Colheitadeira de grãos trabalhando em grande lavoura durante período de safra recorde no Brasil.
(Imagem: Wenderson Araujo/Trilux)
O prato do brasileiro e a balança comercial do país estão prestes a sentir os reflexos de um novo marco no campo: a estimativa para a nova safra de grãos do Brasil deve atingir a marca histórica de 360,8 milhões de toneladas no ciclo 2025/26.
O número, divulgado pela Companhia Nacional de Abastecimento (Conab), representa uma expansão de 2,4% em relação ao período anterior, traduzindo-se em um acréscimo de 8,5 milhões de toneladas que devem abastecer os lares e impulsionar as exportações brasileiras.

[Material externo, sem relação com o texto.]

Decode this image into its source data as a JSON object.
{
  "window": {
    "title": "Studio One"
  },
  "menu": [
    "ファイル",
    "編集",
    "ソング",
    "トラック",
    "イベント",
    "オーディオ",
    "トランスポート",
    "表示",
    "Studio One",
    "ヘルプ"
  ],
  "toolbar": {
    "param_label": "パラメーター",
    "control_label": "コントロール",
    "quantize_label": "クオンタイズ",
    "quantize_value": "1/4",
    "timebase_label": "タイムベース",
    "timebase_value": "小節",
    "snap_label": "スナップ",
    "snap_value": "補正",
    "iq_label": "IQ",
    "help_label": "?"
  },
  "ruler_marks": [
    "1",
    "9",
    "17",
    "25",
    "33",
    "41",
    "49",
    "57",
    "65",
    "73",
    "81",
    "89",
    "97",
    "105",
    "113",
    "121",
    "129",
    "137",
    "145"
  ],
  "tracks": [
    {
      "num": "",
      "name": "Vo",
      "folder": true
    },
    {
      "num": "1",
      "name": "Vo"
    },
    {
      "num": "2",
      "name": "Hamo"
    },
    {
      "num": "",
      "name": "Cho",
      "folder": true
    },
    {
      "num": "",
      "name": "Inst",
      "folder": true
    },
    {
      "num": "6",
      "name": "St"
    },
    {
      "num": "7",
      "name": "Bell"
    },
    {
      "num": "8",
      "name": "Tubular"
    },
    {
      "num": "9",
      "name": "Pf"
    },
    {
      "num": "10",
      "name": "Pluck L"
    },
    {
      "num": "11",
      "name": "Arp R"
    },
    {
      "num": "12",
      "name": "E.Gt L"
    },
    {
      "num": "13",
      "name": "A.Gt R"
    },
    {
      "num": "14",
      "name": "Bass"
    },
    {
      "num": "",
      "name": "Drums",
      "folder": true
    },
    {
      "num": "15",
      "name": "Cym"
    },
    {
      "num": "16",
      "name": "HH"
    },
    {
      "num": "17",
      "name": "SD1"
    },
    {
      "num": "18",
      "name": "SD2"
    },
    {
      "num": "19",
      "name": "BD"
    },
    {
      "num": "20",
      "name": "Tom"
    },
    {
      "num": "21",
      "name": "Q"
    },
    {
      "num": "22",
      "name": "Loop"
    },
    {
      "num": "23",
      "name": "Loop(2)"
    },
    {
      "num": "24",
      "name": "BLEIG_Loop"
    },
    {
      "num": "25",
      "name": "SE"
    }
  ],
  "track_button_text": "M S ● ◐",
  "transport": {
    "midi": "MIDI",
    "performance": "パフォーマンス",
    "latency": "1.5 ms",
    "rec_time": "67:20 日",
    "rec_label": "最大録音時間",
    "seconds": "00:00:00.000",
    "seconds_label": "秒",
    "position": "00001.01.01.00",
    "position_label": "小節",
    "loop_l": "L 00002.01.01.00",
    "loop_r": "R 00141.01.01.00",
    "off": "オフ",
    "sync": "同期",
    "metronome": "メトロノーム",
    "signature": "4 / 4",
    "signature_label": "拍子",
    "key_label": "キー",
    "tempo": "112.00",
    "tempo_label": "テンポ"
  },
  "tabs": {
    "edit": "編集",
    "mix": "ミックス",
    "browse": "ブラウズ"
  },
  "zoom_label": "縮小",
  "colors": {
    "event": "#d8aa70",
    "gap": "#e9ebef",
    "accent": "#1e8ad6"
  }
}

Essa pujante engrenagem do agronegócio ganha força principalmente devido à ampliação da área cultivada, que agora chega a 83,5 milhões de hectares. No entanto, por trás das cifras globais animadoras, há nuances regionais e desafios climáticos que acendem o alerta para culturas essenciais do dia a dia do consumidor.
O que está por trás do novo recorde
A locomotiva que puxa esse desempenho continua sendo a tradicional dupla formada por soja e milho. Juntas, essas duas culturas respondem pela fatia de leão da colheita nacional, consolidando o Brasil como um gigante no abastecimento de alimentos global.
A soja, principal produto agrícola de exportação do país, deve alcançar isoladamente a marca de 180,5 milhões de toneladas. Logo atrás, o milho caminha para registrar 143 milhões de toneladas nas projeções oficiais da estatal.
Mas o impacto vai além do volume bruto de sacas colhidas no Centro-Sul. Há um delicado equilíbrio regional em jogo, uma vez que as intempéries climáticas registradas desde meados do ano passado castigaram lavouras de milho no Nordeste, especialmente no semiárido da Bahia, em Sergipe e Alagoas.
O que muda na prática para o consumidor
Para quem consome, a grande preocupação gira em torno de itens básicos da mesa, como o arroz e o feijão. A Conab aponta uma dinâmica contrastante para esses alimentos fundamentais, exigindo atenção de analistas e de donos de supermercados.
O arroz registrou uma redução drástica de 14% em sua área de cultivo, gerando uma estimativa de colheita de 11,1 milhões de toneladas. Apesar da área menor, a promessa técnica é de que o volume final seja suficiente para suprir a demanda doméstica brasileira sem sobressaltos ou necessidade de importações emergenciais.
Na prática, isso muda mais do que parece. O feijão também deve registrar uma leve oscilação negativa de 3,2%, fechando em 3 milhões de toneladas. O governo garante o abastecimento interno, mas o mercado monitora de perto qualquer pressão sobre os preços nas gôndolas em caso de novos problemas meteorológicos.
Por que o trigo acende o sinal de alerta
Se o cenário geral é de expansão das principais commodities brasileiras, as culturas de inverno contam uma história bem diferente, com destaque preocupante para o trigo. O cereal deve amargar uma queda acentuada de 26,2% na sua produção nacional, estimada em 5,8 milhões de toneladas.
E é aqui que está o ponto central: essa retração severa decorre diretamente da decisão dos produtores de reduzir em mais de 20% a área destinada ao trigo, reflexo de desafios logísticos, de custos operacionais elevados e da baixa rentabilidade da cultura no período anterior.
Com menos trigo nacional disponível nos silos, a tendência natural é que a indústria moageira precise recorrer de forma mais intensa às importações dos países vizinhos para dar conta da demanda por massas, pães e biscoitos.
Diante dessa radiografia do campo, o agronegócio nacional mostra sua resiliência histórica ao expandir sua capacidade total, mas expõe sua vulnerabilidade à volatilidade do clima e às decisões estratégicas de plantio, fatores que ditarão o ritmo da inflação dos alimentos nos próximos meses.